Here’s a list of everything we’re ‘lying’ about to our partners; the good, the bad, and the funny.
- I send the kids to homework club and have a wander in the shops.
- He has no idea I know how to change a lightbulb. But it makes him feel useful so…
- He has got nooooo idea how much I pay for my hair cuts.
- We overestimate our income so we get some “extra” money from the child care rebate/benefits once we do our tax, he doesn’t realise that it comes in two payments into my account. So I split the first payment with him and keep the second payment for me.
- At least three times a week, when the kids and I get home in the afternoon, I spend 30 to 45 minutes in the garden watering, weeding, raking, mowing etc while the kids play. He legit has no idea and I heard him telling a friend the other day that he’s so glad we have such a low maintenance garden that never needs watering or weeding or any work.
- I don’t think my husband realises that dust exists. I’m constantly dusting the house and he just genuinely never seems to notice. I’m actually so jealous that he doesn’t notice.
- That it costs more than $10 to have my nails done.
- Sometimes I tell him I start an hour early so I can sit under a tree and read in silence.
- I have a hidden chocolate stash in the crisper in the fridge, aka, the one drawer he never opens.
- Sometimes I leave him and the kids at home to go to the “gym” and do absolutely nothing but sit on my phone in my car undisturbed.
- That my weekly 1.5 hour pilates class is actually only an hour. The extra 30 minutes is for coffee and cake with no sharing.
- I take the tags off things I buy and hide the bags and then claim to have had them “forever”. The other day my fiance said “Some girls shop for a new outfit every week, you barely spend any money.” And I was like yesss.
- I used to have to drive an hour to and from my partner’s place for four years before we moved in together, and almost every single trip I would stop and get an icecream/chips/lollies. Once I got one magnum from a servo drove another 10 minutes and got another magnum from a different servo.
- He has no idea that when he isn’t there, and I’m with his dogs, I throw all the rules out the window and let them in the bed.
- My sister smoked the entire time she was engaged and until she got pregnant after they got married. She occasionally still smokes and her husband has absolutely zero idea.
- Told my partner I was going to pilates but then missed the class so drove around for an hour, and stopped in at Maccas. I told him I had a great class.
- I had a girlfriend who had a cleaner for two years that her husband didn’t know about.
- When I get petrol I chuck a few magazines onto the bill.
- He doesn’t know that you need to take the lint out of the dryer.
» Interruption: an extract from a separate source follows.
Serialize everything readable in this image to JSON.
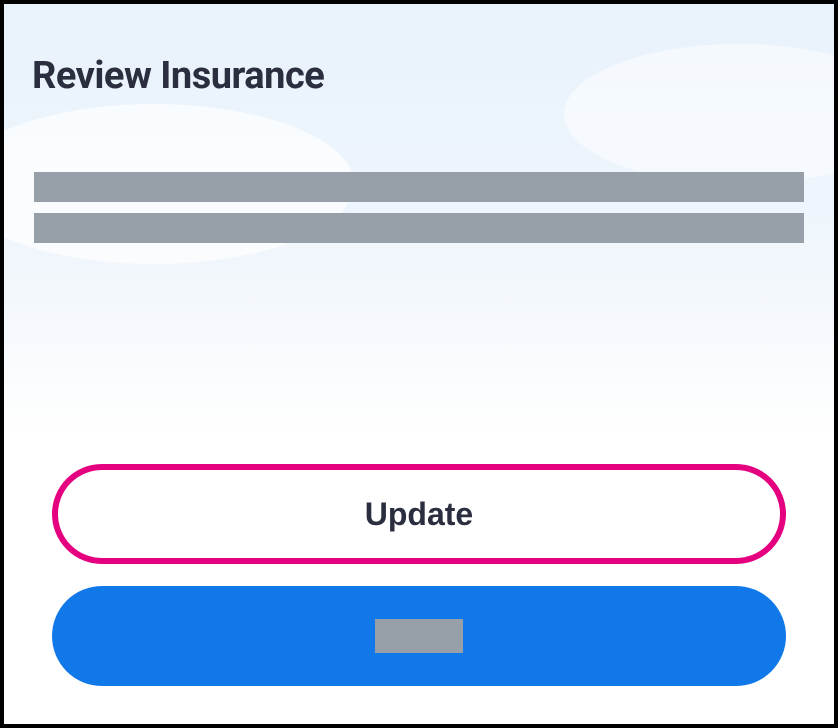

- He doesn’t know just how much TV our two-year-old watches while I deal with the baby.
- He doesn’t know that I buy a block of chocolate and hide it in the office so I don’t have to share… then when I “go to the toilet” I scoff a few pieces.
- That I buy at least one new article of clothing a week.
- That while he’s asleep and I’m laying next to him I pluck the random hairs that grow (on me) in all those weird places.
- I know someone who has a hidden bank account for guilt free fast food as her partner wouldn’t approve of it.
- I keep any coins or folding money I find in the laundry and store it in a jar. I use it to pay for my girl’s Christmas lunch/night out. Last year I cashed over $270 at the coin counter at the bank before I went.
- I steal my girlfriend’s tops sometimes. I just stash them in my drawers and pretend they’re mine.
- My partner doesn’t realise that I make afternoon tea every Saturday for our country sport. He always wonders why I make rocky road Friday and then it’s gone.
- He doesn’t realise that when I go to the shops and leave him with the toddler that I spend a solid 10 minutes in the car scrolling my phone before I get out.